Zimura/Lucentis Combo Safe, But Company Decides Not to Move Forward

Kourous A. Rezaei, MD

Ophthotech Corp. said it won’t move forward with further clinical trials of its complement factor C5 inhibitor for the treatment of wet age-related macular degeneration, despite phase 2a results showing the drug, Zimura (avacincaptad pegol), was generally well tolerated when given to patients in combination with ranibizumab (Lucentis).

“Although, these findings may be intriguing, based on the totality of the data, at this time we will focus our resources on the efficient execution of our other ongoing Zimura clinical programs,” said Kourous A. Rezaei, MD, chief medical officer of Ophthotech, in a statement. The company made the announcement earlier this month, but did not respond to questions seeking additional information about what specific data drove the company’s decision.

The company’s other Zimura programs include geographic atrophy secondary to dry AMD and autosomal recessive Stargardt disease. The company also recently acquired Inception 4 Inc., which brought with it the development and commercialization rights to the company’s small molecule inhibitors of HtrA1 (high temperature requirement A serine peptidase 1 protein). HtrA1 is believed to be a potential contributor to a number of retinal diseases, including an advanced form of dry AMD.

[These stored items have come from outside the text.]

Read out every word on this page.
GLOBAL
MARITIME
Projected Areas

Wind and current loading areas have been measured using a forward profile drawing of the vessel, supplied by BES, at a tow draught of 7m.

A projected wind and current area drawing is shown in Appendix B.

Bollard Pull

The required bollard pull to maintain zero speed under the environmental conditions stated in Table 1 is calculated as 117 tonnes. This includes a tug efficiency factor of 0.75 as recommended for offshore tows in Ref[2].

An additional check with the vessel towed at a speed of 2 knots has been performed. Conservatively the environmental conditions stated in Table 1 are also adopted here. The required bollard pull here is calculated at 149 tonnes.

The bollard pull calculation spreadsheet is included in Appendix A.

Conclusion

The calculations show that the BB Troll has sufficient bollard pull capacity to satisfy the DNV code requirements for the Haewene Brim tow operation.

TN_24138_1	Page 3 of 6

The phase 2a trial evaluated the safety profile of Zimura administered intravitreally in combination with .5 mg of Lucentis, the anti-vascular endothelial growth factor (anti-VEGF) therapy, in wet AMD patients who had not previously been administered an anti-VEGF drug. Sixty-four patients were enrolled in the trial. They were divided into 4 groups, each with a different dosing schedule.

All 4 groups achieved significant gains in visual acuity at 6 months, defined as gaining greater than or equal to 3 lines of vision, or 15 ETDRS letters. The group with the highest percentage of patients achieving significant visual acuity gains (60%) was the group that received .5 mg of Lucentis and 2 mg of Zimura on the same day. This was the same dosing group that achieved the highest success rates in the previous 1/2a trial of Zimura. Other dosing groups had the 2 drugs staggered or had the 2 drugs in combination with a follow-up dose of Zimura only at 2 weeks.

In both the 2a and the 1/2a trials, the rates of improvement in the highest-performing dosing category were higher than have been seen with anti-VEGF monotherapy, the company noted. However, Ophthotech also cautioned that neither study was designed to evaluate efficacy, and both were small-scale studies, thus no concrete conclusions can be drawn about the drug’s performance. The company declined to say whether the pause in development of the Zimura/Lucentis program was permanent or temporary.

Though Ophthotech is stepping away from the Zimura/Lucentis program, President and CEO Glenn P. Sblendorio said the company remains focused on developing therapies in the retinal disease space.

“Our goal is to be a leader in drug development for retinal diseases and create value for our shareholders,” Sblendorio said, in the press release. “We look forward to continue advancing and expanding our deep portfolio of novel therapeutics and gene therapy programs in age-related and orphan retinal diseases.”